NACD: ‘New universal proxy card rules and growing access to proxy voting will sow disorder in the boardroom–but bring enlightenment in the long term’


Since Sep. 1, 2022, the universal proxy card has been mandated for all contested elections–and now battles for board seats are shaking things up at a growing number of companies.

Signs of invigorated activism abound. In January, activist Nelson Peltz launched a proxy battle against Disney, the company’s first. He called it off in February only after Disney promised major restructuring. Meanwhile, five dissidents have launched a campaign to serve on the board of mattress maker Purple Innovation. Third Point has announced plans to launch a Bath & Body Works board challenge. And Loan Depot is facing a proxy contest sponsored by its own executive chair, now simply chair (having lost his CEO role).

This new and seemingly frenzied activity was inspired in part by the Securities and Exchange Commission’s (SEC) new universal proxy rule, passed in 2021 and effective for all annual meetings held after Aug. 31, 2022. Now proxy voting cards for public companies allow shareholders to select candidates from two different slates–the one from the shareholder and the one from the company’s independent nominating and governance committee (or its equivalent). Previously, shareholders had to pick one slate or the other. Now they can mix and match candidates.

Meanwhile, the number of companies that can avail themselves of such proxy cards is growing. Proxy access, which has been increasing since the 2010 SEC rulemaking allowing it, provides the mechanism needed for use of such a card. (Absent proxy access, dissident shareholders must still mail out their own cards as in the past.) Today, two-thirds of the S&P 500 and one-fifth of the Russell 3000 have proxy access, according to research from the Council of Institutional Investors–and even to this day, shareholders are still proposing it where it is not yet in force. 

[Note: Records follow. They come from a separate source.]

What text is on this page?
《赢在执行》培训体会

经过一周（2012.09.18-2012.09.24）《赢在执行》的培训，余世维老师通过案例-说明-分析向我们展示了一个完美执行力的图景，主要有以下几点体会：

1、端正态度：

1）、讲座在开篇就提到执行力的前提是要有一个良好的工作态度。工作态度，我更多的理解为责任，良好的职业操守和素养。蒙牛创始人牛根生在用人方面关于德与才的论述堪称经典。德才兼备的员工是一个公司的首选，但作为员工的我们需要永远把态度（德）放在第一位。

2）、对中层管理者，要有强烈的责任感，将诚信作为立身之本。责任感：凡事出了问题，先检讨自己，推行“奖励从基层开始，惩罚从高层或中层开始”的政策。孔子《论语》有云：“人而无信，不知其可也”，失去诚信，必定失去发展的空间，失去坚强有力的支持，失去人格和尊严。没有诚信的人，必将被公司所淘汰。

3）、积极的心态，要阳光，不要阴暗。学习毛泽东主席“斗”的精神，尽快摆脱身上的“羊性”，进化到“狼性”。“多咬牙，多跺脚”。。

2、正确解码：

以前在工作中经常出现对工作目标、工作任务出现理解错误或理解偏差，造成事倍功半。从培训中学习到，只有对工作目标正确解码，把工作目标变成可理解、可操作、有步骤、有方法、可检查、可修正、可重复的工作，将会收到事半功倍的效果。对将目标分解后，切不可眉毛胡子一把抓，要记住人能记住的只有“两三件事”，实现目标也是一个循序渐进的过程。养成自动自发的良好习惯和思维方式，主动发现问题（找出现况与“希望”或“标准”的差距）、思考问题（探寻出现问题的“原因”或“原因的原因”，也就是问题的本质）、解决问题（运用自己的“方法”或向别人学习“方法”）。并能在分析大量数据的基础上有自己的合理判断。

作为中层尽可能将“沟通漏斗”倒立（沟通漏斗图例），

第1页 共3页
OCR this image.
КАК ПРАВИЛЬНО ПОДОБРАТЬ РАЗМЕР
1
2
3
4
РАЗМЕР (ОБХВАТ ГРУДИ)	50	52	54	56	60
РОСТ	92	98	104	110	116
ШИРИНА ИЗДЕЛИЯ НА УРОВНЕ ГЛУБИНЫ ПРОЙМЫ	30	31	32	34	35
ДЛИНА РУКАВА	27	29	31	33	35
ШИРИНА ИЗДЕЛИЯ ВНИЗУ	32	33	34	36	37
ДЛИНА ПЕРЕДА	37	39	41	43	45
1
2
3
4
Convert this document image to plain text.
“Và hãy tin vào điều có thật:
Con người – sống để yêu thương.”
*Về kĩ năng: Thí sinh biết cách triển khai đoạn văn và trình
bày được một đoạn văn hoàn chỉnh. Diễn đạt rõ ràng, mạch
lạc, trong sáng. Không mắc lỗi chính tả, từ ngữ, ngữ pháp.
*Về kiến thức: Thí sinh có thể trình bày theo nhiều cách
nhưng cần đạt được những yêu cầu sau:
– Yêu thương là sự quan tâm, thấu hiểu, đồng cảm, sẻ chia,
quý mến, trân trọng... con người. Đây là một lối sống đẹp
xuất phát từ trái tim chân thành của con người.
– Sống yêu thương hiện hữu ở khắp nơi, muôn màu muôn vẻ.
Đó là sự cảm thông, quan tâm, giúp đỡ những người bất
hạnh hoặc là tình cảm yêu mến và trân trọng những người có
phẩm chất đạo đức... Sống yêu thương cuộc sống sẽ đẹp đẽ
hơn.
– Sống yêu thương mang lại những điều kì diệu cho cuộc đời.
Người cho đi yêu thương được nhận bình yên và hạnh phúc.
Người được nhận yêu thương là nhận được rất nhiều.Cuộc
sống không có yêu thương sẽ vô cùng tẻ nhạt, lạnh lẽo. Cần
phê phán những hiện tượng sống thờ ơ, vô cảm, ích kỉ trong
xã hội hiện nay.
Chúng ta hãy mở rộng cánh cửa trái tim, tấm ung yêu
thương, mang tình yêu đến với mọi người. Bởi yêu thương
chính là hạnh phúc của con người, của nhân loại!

A 2011 legal challenge from the Business Roundtable and Chamber of Commerce vacated the SEC rule that would have mandated such access, but that court ruling only slowed the widespread adoption of proxy access–it did not prevent it. The new proxy access frontier is to broaden the policies already in place. This spring, a proxy proposal at Apple wants to raise the minimum number of shareholder nominees on a card from one to two. Most companies have proxy access policies that ensure at least two shareholder nominees and few (14%) set a minimum of only one nominee, notes the proposal.

What do these new venues for activism mean for boards?

As more special-interest dissidents wrest board seats via the new mix-and-match proxy voting card, there will be a period of painful adjustment for boards targeted by activists.

However, losing control of the proxy process may be just the jolt that boards needed to do a better job with nominations, evaluations, and communication.  

In our NACD comment letter on universal proxy, which was quoted in the release of the final rule, we said that the mix-and-match approach was suboptimal. The “key to excellent board composition,” we said, “begins with a valid slate–the best-case scenario–put forth by an independent nominating committee that has considered shareholder nominees thoughtfully.”

Furthermore, we expressed the hope that boards would “continue to improve their work in creating optimal boards and in communicating their methods for achieving them.” In particular, we noted that companies are “making more extensive voluntary disclosures about director skills and qualifications, board diversity, board succession planning, board evaluations, and audit committee financial experts.”

Finally, we said that if boards continue to improve their work in creating optimal boards and in communicating their methods for achieving them, “proxy contests will become rare.”

I still believe that today–even with proxy access and the universal proxy card in wide use. I urge all boards to do a better job in director nomination and evaluation–and to make their processes transparent. Let this new wave of shareholder activism be a wake-up call to us all.

Peter R. Gleason is the president and CEO of NACD.

The opinions expressed in commentary pieces are solely the views of their authors and do not necessarily reflect the opinions and beliefs of Fortune.